900 Numbers of the Past

Today, a 900 number quite often conjures up images of phone sex operators, but during the 1980s and 1990s, 900 numbers were used for all sorts of things. The very earliest 900 numbers weren’t built around exorbitant per-minute charges, but only set callers back for the normal long-distance charges. In March 1977, callers could dial a special 900 number and ask President Jimmy Carter a question for a national radio broadcast moderated by Walter Cronkite. Here are some of the other things that could be accomplished by dialing a 900 number:


People who were curious about what was going on during a space shuttle mission in the 1980s could call a 900 number provided by NASA and for $2 for the first minute and 45¢ per additional minute listen in on mission status reports.

Kill Off Robin
DC Comics found itself in an awkward spot in 1988 when Batman fans became truly sick of Jason Todd, the second character to fill of the roll of Robin.
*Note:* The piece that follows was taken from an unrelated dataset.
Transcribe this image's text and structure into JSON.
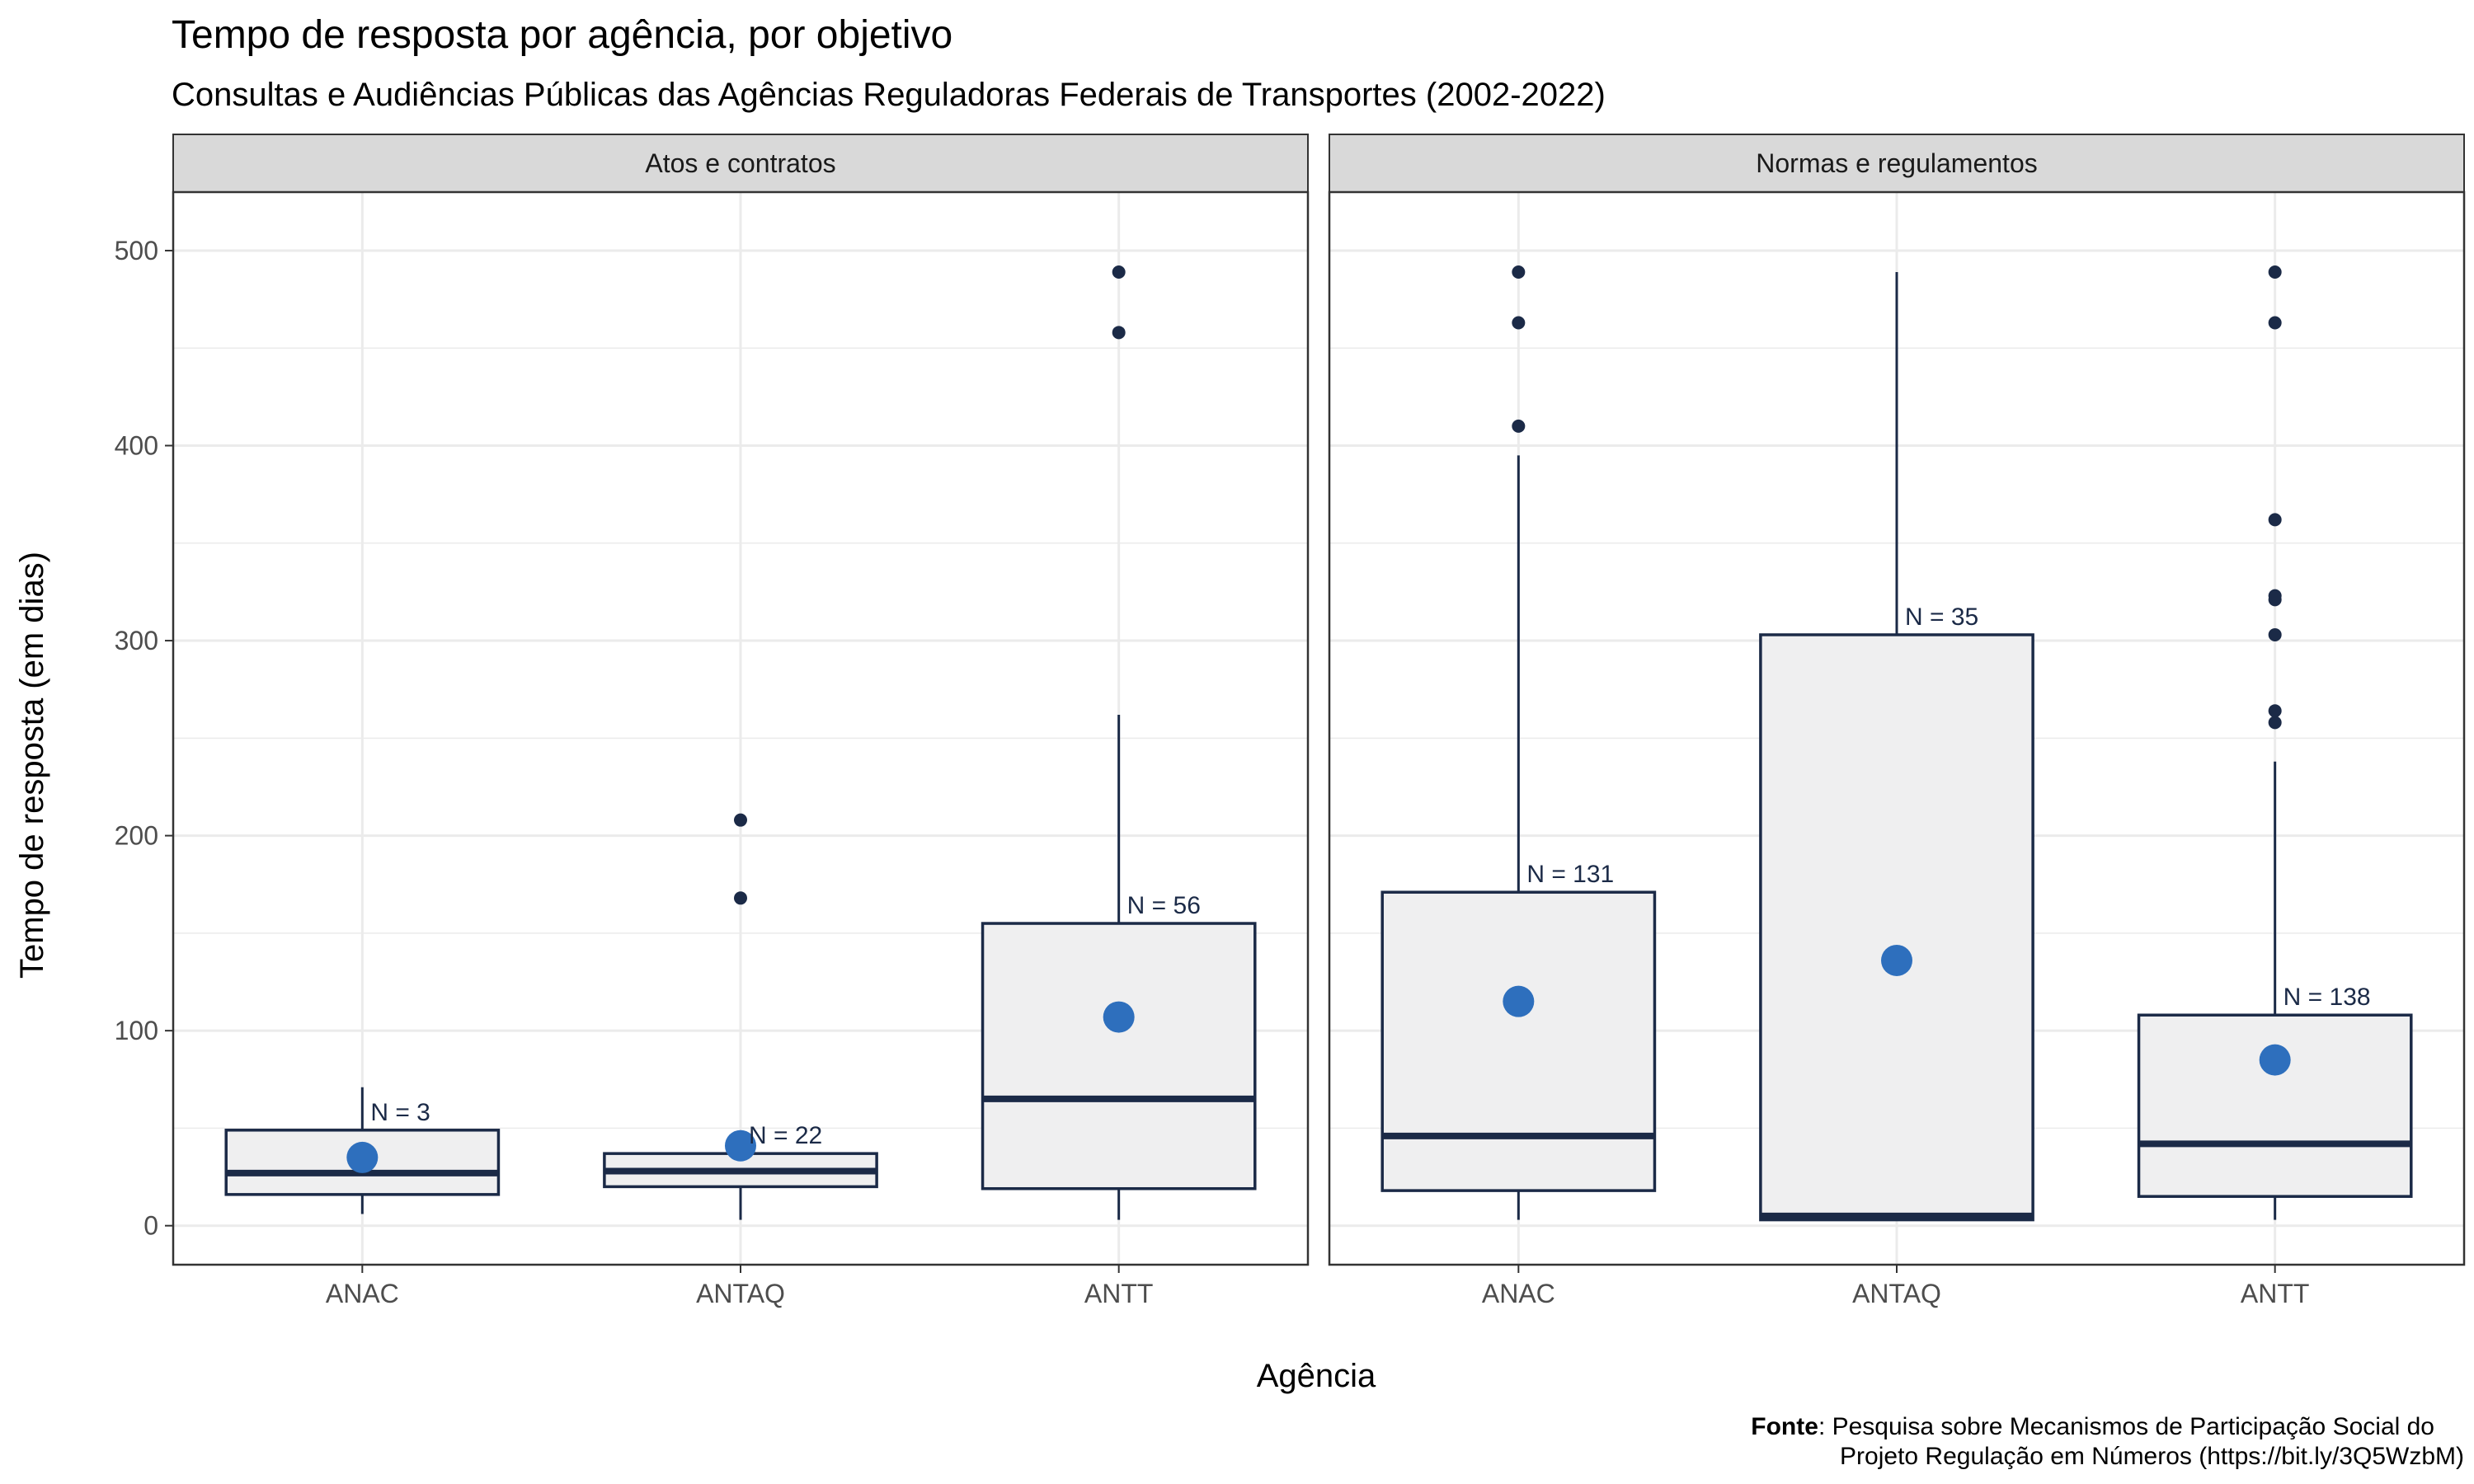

DC didn’t know what to do with the character, so the writers let the fans decide by calling a 900 number that gave voters a 36-hour window to vote on whether the Boy Wonder should live or die. In case you’re curious, fans killed off Robin by a thin margin of 5,343 to 5,271.

Save Larry the Lobster
In 1983, Saturday Night Live ran a sketch in which Eddie Murphy held up “Larry the Lobster” and let viewers call a 900 number to decide whether or not he would boil the tasty crustacean. The voters had a soft spot for Larry and narrowly voted to save him from the pot.

Pick Your President
During the 1980 presidential debate, NBC allowed viewers to call a 900 number to log their preference for Jimmy Carter or Ronald Reagan. The results were the same as the actual election — the audience preferred Reagan.

Listen To the Indy 500 Pit Crew
In the early 1990s, open-wheel racing fans could listen in on the banter between Indy 500 drivers and their pit crews for $1.50 a minute. Since most of the discussion was full of highly technical jargon, the line also had a commentator who translated the lingo for the average fan.